Food Can Change Your Skin Color
Your diet can visibly alter your pigmentation, at least subtly. Carotenoids from fruits and vegetables accumulate in your skin and shift its undertone. In a controlled trial, young women who ate high-carotenoid fruits and vegetables (providing roughly 176,000 micrograms of beta-carotene per week) for four weeks developed measurably more yellow skin tones compared to those eating low-carotenoid produce.
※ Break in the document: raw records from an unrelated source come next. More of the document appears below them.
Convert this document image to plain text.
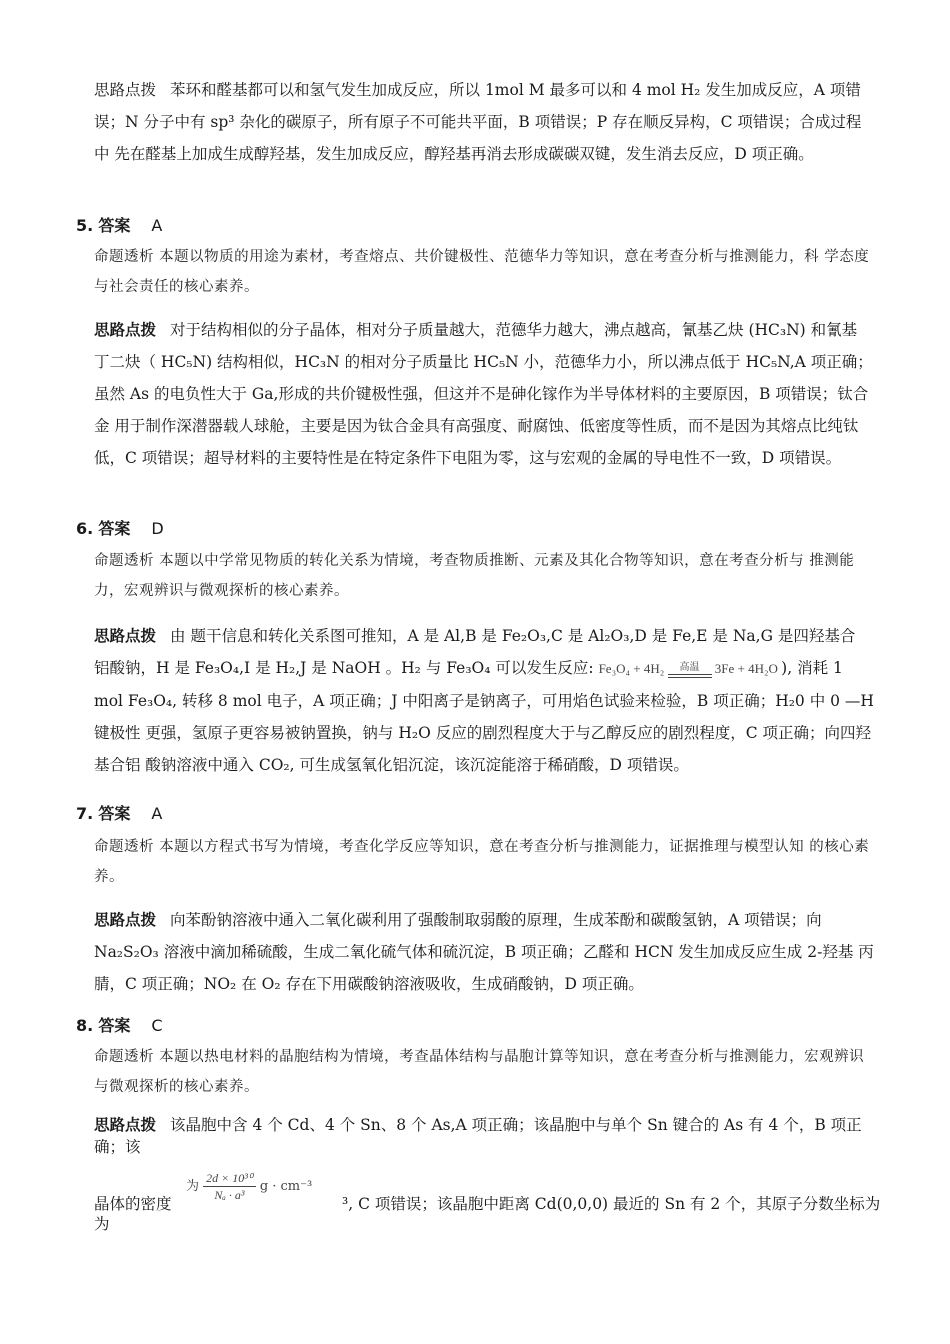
思路点拨 苯环和醛基都可以和氢气发生加成反应，所以 1mol M 最多可以和 4 mol H₂ 发生加成反应，A 项错 误；N 分子中有 sp³ 杂化的碳原子，所有原子不可能共平面，B 项错误；P 存在顺反异构，C 项错误；合成过程中 先在醛基上加成生成醇羟基，发生加成反应，醇羟基再消去形成碳碳双键，发生消去反应，D 项正确。
5. 答案 A
命题透析 本题以物质的用途为素材，考查熔点、共价键极性、范德华力等知识，意在考查分析与推测能力，科 学态度与社会责任的核心素养。
思路点拨 对于结构相似的分子晶体，相对分子质量越大，范德华力越大，沸点越高，氰基乙炔 (HC₃N) 和氰基 丁二炔（ HC₅N) 结构相似，HC₃N 的相对分子质量比 HC₅N 小，范德华力小，所以沸点低于 HC₅N,A 项正确；虽然 As 的电负性大于 Ga,形成的共价键极性强，但这并不是砷化镓作为半导体材料的主要原因，B 项错误；钛合金 用于制作深潜器载人球舱，主要是因为钛合金具有高强度、耐腐蚀、低密度等性质，而不是因为其熔点比纯钛 低，C 项错误；超导材料的主要特性是在特定条件下电阻为零，这与宏观的金属的导电性不一致，D 项错误。
6. 答案 D
命题透析 本题以中学常见物质的转化关系为情境，考查物质推断、元素及其化合物等知识，意在考查分析与 推测能力，宏观辨识与微观探析的核心素养。
思路点拨 由 题干信息和转化关系图可推知，A 是 Al,B 是 Fe₂O₃,C 是 Al₂O₃,D 是 Fe,E 是 Na,G 是四羟基合 铝酸钠，H 是 Fe₃O₄,I 是 H₂,J 是 NaOH 。H₂ 与 Fe₃O₄ 可以发生反应: Fe₃O₄ + 4H₂	高温	3Fe + 4H₂O ), 消耗 1 mol Fe₃O₄, 转移 8 mol 电子，A 项正确；J 中阳离子是钠离子，可用焰色试验来检验，B 项正确；H₂0 中 0 —H 键极性 更强，氢原子更容易被钠置换，钠与 H₂O 反应的剧烈程度大于与乙醇反应的剧烈程度，C 项正确；向四羟基合铝 酸钠溶液中通入 CO₂, 可生成氢氧化铝沉淀，该沉淀能溶于稀硝酸，D 项错误。
7. 答案 A
命题透析 本题以方程式书写为情境，考查化学反应等知识，意在考查分析与推测能力，证据推理与模型认知 的核心素养。
思路点拨 向苯酚钠溶液中通入二氧化碳利用了强酸制取弱酸的原理，生成苯酚和碳酸氢钠，A 项错误；向 Na₂S₂O₃ 溶液中滴加稀硫酸，生成二氧化硫气体和硫沉淀，B 项正确；乙醛和 HCN 发生加成反应生成 2-羟基 丙腈，C 项正确；NO₂ 在 O₂ 存在下用碳酸钠溶液吸收，生成硝酸钠，D 项正确。
8. 答案 C
命题透析 本题以热电材料的晶胞结构为情境，考查晶体结构与晶胞计算等知识，意在考查分析与推测能力，宏观辨识与微观探析的核心素养。
思路点拨 该晶胞中含 4 个 Cd、4 个 Sn、8 个 As,A 项正确；该晶胞中与单个 Sn 键合的 As 有 4 个，B 项正确；该
为 $\frac{\text{2d × 10³⁰}}{\text{Nₐ · a³}}$ g · cm⁻³
晶体的密度	³, C 项错误；该晶胞中距离 Cd(0,0,0) 最近的 Sn 有 2 个，其原子分数坐标为
为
The change showed up in both sun-exposed and unexposed skin, and it correlated directly with blood levels of alpha-carotene and beta-carotene. Skin redness and lightness didn’t change, only yellowness. This is why people who eat very large amounts of carrots or sweet potatoes can develop a noticeable orange-yellow tint to their palms and soles, a harmless condition sometimes called carotenodermia.
When Pigment Production Goes Wrong
Several conditions disrupt normal melanin production or distribution. Vitiligo causes the immune system to attack melanocytes, leaving irregular white patches on the skin where pigment has been lost entirely. Albinism is a genetic condition in which the body produces little or no melanin, resulting in very light skin, hair, and eyes along with significant sensitivity to sunlight and vision problems.
On the other end of the spectrum, the body sometimes produces too much melanin. Sun exposure is the most common trigger, but pregnancy hormones, certain medications, and conditions like Addison’s disease can also darken the skin. Melasma, for instance, creates brown or gray-brown patches on the face and is particularly common during pregnancy. These conditions reflect the same underlying biology: melanocytes responding to signals (hormonal, immune, genetic) that either ramp up or shut down melanin production.